- Castle Minerals (CDT) has completed a heavily oversubscribed, $3.6 million placement
- The funds will boost Castle’s working capital to around $6 million
- The placement enables Castle to advance exploration and drilling programs across battery metals, base metals and gold properties in Western Australia and Ghana
- Shares in Castle were flat at 4 cents
Castle Minerals (CDT) has received firm commitments to subscribe for 120 million fully paid, new ordinary shares at an issue price of 3 cents per share, to raise $3.6 million before costs.
The placement was heavily oversubscribed.
Castle Managing Director Stephen Stone said the placement is a great start to the year.
“[The placement] will boost Castle’s working capital to $6 million, placing the company on a stronger footing to accelerate work at its Battery Metals projects in Western Australia and Ghana, and to drill in coming months several of the targets it has been defining at its Earaheedy, Beasley Creek and Polelle base metals and gold projects,” he said.

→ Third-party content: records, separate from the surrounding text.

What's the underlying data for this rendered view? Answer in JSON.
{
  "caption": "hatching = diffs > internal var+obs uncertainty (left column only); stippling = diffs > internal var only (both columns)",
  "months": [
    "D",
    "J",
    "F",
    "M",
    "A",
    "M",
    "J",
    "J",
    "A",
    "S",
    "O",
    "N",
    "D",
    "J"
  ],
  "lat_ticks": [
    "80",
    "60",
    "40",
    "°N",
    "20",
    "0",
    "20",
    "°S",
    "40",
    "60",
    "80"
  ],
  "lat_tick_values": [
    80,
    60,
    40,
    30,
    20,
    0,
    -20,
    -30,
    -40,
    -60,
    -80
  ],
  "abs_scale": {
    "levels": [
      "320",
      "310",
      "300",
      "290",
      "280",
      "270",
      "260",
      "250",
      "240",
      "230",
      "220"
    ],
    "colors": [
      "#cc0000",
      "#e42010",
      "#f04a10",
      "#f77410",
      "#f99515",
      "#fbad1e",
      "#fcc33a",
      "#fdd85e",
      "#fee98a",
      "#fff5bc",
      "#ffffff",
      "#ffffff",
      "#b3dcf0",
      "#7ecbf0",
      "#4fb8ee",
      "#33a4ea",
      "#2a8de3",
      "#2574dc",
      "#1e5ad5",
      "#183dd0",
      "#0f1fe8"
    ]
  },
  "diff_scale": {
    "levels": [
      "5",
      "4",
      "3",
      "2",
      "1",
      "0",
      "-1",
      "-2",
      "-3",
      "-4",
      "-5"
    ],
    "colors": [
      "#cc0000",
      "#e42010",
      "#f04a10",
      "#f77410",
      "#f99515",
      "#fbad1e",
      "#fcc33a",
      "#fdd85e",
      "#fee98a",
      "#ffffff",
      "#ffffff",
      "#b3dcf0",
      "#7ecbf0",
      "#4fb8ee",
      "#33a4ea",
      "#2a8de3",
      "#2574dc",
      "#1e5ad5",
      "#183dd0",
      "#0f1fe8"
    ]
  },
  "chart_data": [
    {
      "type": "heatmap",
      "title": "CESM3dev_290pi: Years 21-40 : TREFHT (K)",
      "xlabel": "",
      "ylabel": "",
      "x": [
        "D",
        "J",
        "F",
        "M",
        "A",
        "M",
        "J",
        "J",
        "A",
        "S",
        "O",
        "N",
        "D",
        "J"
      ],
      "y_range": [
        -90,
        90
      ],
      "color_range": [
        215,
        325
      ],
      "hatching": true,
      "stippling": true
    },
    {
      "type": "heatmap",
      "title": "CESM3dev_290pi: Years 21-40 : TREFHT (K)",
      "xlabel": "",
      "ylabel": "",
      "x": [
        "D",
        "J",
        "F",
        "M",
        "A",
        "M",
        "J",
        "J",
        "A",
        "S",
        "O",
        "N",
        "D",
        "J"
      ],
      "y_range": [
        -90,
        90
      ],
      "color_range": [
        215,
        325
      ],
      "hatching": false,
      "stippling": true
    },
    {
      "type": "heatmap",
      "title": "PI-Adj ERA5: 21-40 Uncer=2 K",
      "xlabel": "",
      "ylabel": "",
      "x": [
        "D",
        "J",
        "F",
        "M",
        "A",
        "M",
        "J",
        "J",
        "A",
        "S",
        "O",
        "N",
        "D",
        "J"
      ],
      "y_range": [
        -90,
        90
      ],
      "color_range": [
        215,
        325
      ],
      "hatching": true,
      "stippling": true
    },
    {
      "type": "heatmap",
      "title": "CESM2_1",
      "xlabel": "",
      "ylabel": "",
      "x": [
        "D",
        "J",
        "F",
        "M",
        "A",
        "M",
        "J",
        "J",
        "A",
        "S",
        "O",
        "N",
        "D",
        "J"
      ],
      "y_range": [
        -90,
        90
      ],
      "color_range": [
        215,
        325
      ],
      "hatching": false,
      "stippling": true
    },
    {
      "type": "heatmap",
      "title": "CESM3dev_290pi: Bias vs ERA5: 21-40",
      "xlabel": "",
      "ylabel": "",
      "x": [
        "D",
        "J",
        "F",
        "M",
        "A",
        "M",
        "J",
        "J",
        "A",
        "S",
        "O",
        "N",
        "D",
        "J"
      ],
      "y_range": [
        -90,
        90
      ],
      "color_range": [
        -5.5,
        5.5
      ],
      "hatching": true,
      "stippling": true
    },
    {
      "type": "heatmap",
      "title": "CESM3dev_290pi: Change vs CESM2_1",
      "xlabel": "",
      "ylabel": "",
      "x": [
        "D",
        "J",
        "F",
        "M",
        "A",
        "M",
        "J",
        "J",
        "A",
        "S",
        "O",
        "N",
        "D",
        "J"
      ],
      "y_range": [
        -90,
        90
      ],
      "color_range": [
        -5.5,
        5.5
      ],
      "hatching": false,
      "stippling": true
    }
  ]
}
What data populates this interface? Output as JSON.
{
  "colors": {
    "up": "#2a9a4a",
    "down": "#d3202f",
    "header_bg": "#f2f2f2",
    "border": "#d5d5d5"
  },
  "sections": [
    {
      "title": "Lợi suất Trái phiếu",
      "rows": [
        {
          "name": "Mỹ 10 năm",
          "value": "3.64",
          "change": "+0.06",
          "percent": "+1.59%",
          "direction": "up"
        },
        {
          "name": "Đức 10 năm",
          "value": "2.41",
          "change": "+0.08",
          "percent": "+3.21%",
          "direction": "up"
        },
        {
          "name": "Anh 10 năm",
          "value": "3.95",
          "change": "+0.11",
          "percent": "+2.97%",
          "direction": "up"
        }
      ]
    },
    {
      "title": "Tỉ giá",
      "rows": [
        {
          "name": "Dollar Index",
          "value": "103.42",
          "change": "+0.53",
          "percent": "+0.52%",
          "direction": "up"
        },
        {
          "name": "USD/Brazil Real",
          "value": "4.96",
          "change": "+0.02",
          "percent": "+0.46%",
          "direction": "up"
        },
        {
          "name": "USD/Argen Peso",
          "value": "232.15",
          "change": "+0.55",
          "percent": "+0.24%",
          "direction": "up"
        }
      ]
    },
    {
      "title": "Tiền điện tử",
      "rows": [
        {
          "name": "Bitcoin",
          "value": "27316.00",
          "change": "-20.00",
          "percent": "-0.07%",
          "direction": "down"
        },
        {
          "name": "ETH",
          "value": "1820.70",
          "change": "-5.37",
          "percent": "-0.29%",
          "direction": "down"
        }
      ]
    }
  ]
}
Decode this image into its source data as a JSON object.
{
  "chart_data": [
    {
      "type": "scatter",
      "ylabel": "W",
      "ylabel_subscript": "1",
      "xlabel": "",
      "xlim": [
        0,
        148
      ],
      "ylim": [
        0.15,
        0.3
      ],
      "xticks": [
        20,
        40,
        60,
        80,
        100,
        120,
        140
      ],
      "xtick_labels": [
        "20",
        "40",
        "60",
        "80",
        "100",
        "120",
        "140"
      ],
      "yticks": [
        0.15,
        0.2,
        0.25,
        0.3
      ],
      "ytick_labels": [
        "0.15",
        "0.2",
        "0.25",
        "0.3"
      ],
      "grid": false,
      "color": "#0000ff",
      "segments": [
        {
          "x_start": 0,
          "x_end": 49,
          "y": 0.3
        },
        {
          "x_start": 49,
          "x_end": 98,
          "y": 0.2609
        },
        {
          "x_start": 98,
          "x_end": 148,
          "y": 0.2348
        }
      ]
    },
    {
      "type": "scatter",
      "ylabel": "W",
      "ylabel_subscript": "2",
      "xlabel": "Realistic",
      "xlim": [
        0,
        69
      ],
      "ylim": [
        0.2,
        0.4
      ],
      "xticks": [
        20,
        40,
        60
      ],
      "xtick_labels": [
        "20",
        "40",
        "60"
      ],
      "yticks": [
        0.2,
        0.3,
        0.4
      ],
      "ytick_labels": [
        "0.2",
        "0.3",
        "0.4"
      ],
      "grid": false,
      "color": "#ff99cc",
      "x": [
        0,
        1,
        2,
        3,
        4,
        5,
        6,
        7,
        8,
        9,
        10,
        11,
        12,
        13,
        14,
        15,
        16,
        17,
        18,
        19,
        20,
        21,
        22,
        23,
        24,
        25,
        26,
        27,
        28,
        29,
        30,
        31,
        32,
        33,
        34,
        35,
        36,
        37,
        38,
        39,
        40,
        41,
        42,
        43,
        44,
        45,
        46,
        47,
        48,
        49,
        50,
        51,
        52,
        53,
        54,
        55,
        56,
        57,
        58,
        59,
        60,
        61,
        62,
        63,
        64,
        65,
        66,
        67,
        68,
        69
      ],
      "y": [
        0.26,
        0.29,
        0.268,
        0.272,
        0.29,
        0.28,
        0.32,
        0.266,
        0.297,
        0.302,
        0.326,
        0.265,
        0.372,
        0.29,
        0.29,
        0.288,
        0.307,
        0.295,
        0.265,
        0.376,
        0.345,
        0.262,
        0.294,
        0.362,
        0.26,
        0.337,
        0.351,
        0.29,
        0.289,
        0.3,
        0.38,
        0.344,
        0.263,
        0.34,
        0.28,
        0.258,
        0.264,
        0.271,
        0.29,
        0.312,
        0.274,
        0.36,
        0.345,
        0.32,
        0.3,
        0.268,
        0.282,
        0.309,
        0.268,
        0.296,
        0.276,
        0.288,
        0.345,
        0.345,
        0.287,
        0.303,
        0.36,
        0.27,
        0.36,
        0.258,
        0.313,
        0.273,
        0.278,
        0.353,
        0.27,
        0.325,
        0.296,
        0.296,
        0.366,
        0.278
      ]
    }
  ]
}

The placement price represents a 19.52 per cent discount to the 15-day volume-weighted average price on the ASX up to January 7.
Each new share will have an attaching option exercisable at 0.055 cents each, expiring in December 2024 on a 1:3 basis.
Peak Asset Management acted as Lead Manager to the placement. It will be paid a fee of six per cent on the funds raised, as well as 15 million options exercisable at 0.055 cents each, expiring in December 2024.
Shareholders can expect a strong news flow from the company in the coming months, covering the progress of Castle’s evolving projects.
Shares in Castle were flat at 4 cents at 1220 AEDT.